Thom Wright

How to cause an incident with a read-only user in PostgreSQL

It’s easy to have a false sense of security when accessing a database with a read-only user. I’d like to talk about how locks work in PostgreSQL, and how this can lead to problems when using read-only users.

Quick definition: I’m defining a read-only user as one which has only USAGE and SELECT privileges on a schema. So they can read the data in the tables, but not modify it in any way.

Locks

PostgreSQL has several types of lock. The only type I’m going to talk about here is table-level locks. As you might guess, these locks apply to the whole table.

There are eight modes of table-level lock, which conflict with each other in different ways. This is effectively a more expansive version of a read/write lock, shown in the table below.

  Read (shared) Write (exclusive)
Read (shared)
Write (exclusive)

Here, read locks do not conflict with each other, so any number of these can exist concurrently.
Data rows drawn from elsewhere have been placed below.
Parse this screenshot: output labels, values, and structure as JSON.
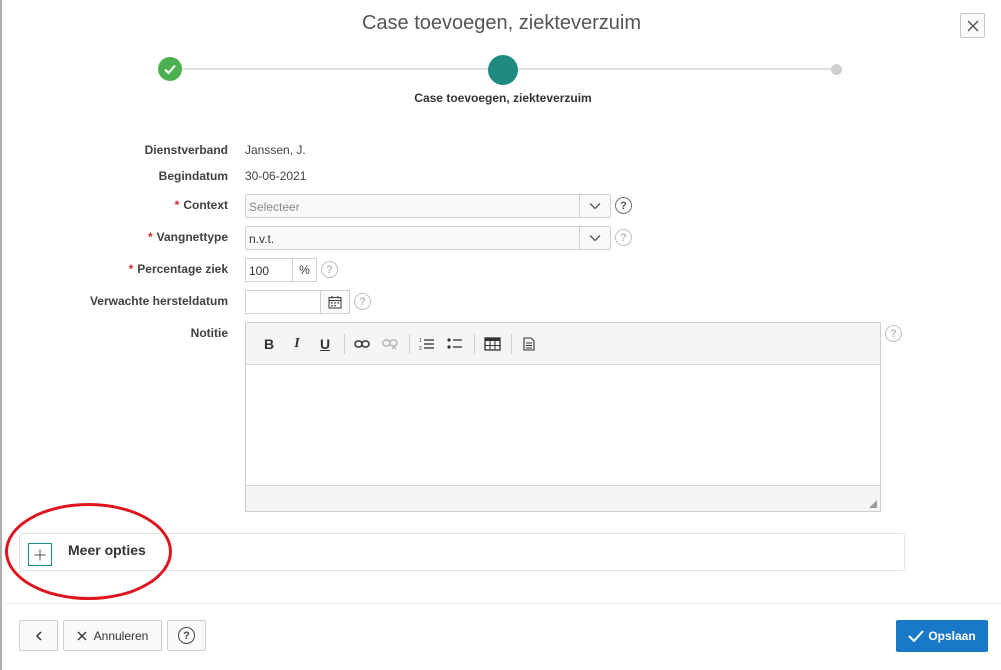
{
  "dialog": {
    "title": "Case toevoegen, ziekteverzuim",
    "close_icon": "close-icon"
  },
  "stepper": {
    "current_label": "Case toevoegen, ziekteverzuim",
    "colors": {
      "done": "#4caf50",
      "current": "#1f8a80",
      "pending": "#cfcfcf"
    }
  },
  "form": {
    "dienstverband": {
      "label": "Dienstverband",
      "value": "Janssen, J."
    },
    "begindatum": {
      "label": "Begindatum",
      "value": "30-06-2021"
    },
    "context": {
      "label": "Context",
      "required": "*",
      "placeholder": "Selecteer"
    },
    "vangnettype": {
      "label": "Vangnettype",
      "required": "*",
      "value": "n.v.t."
    },
    "percentage": {
      "label": "Percentage ziek",
      "required": "*",
      "value": "100",
      "unit": "%"
    },
    "hersteldatum": {
      "label": "Verwachte hersteldatum",
      "value": ""
    },
    "notitie": {
      "label": "Notitie"
    },
    "help_glyph": "?"
  },
  "editor": {
    "toolbar": [
      {
        "name": "bold-icon",
        "glyph": "B"
      },
      {
        "name": "italic-icon",
        "glyph": "I"
      },
      {
        "name": "underline-icon",
        "glyph": "U"
      }
    ]
  },
  "more": {
    "label": "Meer opties"
  },
  "footer": {
    "cancel_label": "Annuleren",
    "save_label": "Opslaan",
    "help_glyph": "?"
  },
  "colors": {
    "accent": "#1f8a80",
    "primary_button": "#1a78c8",
    "required": "#d9232d",
    "annotation": "#e0141e"
  }
}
Write locks conflict with both read locks and other write locks. When a write lock exists it ensures it is the only lock.

The least-conflicting table-level lock is ACCESS SHARE which is generally taken out by SELECT statements.

A `SELECT` on a table

A SELECT on a table

We can have any number of these running concurrently, like so.

Two `SELECT`s running on a table

Two SELECTs running on a table

However, these locks conflict with the most-conflicting lock: ACCESS EXCLUSIVE. This is taken out by (most) ALTER TABLE statements. This means we can’t read data in the table at the same time as modifying the structure of the table.

Two `SELECT`s running on a table

Two SELECTs running on a table

This is the code which decides which lock mode to use for ALTER TABLE, along with some explanations of why that mode is required.

The strategy PostgreSQL uses when trying to acquire a lock on an already locked table is to put the lock request into a queue. This can result in the scenario where an ACCESS SHARED lock exists for a long time, which blocks an ACCESS EXCLUSIVE lock, which in turns blocks all subsequent ACCESS SHARED locks.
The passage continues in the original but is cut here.